Die Vereinigung Berliner Staatsanwälte hatte vor einem Jahr öffentlich kritisiert, dass in Berlin zu viele Täter in den offenen Vollzug kämen. In einigen Fällen sollen Männer davon profitiert haben, die der Bandenkriminalität zugerechnet werden und während ihres Freiganges womöglich Kriminellem nachgegangen seien. Dies träfe nach der Auswertung von 174 Täterakten nicht zu, sagte Heilmann. Auch der Verein der leitenden Mitarbeiter des Berliner Justizvollzuges erklärte sinngemäß: Auch die „harten Jungs“ hätten ein Recht auf offenen Vollzug, wenn dies angebracht sei.

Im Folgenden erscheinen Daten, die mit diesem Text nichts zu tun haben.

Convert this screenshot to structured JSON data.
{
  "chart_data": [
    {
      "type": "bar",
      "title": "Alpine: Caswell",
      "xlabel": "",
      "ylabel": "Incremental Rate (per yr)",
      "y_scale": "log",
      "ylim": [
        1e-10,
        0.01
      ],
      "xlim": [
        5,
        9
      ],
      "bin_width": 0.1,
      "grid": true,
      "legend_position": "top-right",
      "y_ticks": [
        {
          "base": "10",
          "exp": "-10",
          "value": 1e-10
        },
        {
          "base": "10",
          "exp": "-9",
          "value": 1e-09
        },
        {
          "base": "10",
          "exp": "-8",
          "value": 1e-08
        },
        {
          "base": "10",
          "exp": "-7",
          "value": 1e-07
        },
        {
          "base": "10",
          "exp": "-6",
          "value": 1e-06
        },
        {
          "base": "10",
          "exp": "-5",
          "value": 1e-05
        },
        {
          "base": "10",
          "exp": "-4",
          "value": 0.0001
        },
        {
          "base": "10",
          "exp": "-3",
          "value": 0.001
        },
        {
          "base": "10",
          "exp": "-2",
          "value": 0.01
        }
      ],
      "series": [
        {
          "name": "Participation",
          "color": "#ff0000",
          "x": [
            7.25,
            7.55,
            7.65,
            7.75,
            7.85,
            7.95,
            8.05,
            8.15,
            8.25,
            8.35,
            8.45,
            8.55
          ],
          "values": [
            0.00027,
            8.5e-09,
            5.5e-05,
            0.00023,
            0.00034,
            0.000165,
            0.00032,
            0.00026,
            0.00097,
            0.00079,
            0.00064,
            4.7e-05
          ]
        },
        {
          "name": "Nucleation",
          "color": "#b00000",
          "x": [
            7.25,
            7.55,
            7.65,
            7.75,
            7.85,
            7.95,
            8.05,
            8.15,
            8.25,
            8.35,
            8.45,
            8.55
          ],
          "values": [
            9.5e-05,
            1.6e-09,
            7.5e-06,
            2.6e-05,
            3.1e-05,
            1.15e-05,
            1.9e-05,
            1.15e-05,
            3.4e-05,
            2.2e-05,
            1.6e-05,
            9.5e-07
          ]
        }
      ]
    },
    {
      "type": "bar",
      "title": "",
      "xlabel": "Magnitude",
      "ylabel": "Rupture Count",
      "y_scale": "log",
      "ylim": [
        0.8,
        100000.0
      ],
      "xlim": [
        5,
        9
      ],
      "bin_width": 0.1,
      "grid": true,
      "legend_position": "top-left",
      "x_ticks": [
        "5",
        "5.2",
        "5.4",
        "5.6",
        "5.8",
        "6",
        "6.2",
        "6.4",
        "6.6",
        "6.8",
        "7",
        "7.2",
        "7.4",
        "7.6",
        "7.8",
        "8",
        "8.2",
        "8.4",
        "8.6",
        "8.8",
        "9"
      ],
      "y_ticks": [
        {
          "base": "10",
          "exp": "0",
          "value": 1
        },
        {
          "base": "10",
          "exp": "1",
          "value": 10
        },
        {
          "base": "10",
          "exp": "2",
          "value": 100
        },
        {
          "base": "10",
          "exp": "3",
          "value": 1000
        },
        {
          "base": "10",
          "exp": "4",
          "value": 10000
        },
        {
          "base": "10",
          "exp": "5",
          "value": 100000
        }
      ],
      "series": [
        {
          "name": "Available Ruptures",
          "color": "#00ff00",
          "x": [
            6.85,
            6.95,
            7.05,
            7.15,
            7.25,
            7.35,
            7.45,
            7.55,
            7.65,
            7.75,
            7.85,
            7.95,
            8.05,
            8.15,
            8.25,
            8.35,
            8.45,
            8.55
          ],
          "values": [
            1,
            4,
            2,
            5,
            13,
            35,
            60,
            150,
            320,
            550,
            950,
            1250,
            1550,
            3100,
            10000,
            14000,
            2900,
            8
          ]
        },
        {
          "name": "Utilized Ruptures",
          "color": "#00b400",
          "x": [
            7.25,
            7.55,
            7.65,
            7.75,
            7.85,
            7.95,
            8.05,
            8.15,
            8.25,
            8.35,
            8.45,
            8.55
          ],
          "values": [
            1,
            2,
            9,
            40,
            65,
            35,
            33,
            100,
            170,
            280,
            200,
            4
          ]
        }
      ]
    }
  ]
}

Und nur wenige würden rückfällig: Von den neun Männern, die zwischen 2005 und 2012 erneut straffällig wurden, waren nur drei zuvor zu mehr als vier Jahren Haft verurteilt worden. Dennoch schlägt der Justizsenator vor, Beauftragte für Organisierte Kriminalität (OK) in den Haftanstalten einzusetzen, um zu verhindern, dass Männer im offenen Vollzug im Drogenhandel oder der Rockerszene aktiv bleiben.

Darüber hinaus soll die Gnadenpraxis geändert werden. Bislang haben Gnadengesuche gleich nach einer Verurteilung hemmende Wirkung, dass heißt bis über den Antrag entschieden worden ist, muss der Verurteilte die Haft nicht antreten. Oft dauert dies zwei, drei Monate. Diese Regelung solle geändert werden, was bedeuten könnte, dass der Haftantritt nur dann verschoben wird, wenn der Verurteilte schwer krank ist. Die Vorschläge – OK-Beauftragte und neue Gnadenpraxis – wurden noch am Mittwoch im Rechtsausschuss des Abgeordnetenhauses besprochen. Das Parlament muss über sie abstimmen.

In Berlin kommen Verurteilte schnell in den offenen Vollzug, wenn sie selbstständig zum Haftantritt kommen. Für Mörder etwa gilt das nicht, denn sie sitzen bei ihrer Verurteilung in Untersuchungshaft, aus der sie in den üblichen Vollzug verlegt werden.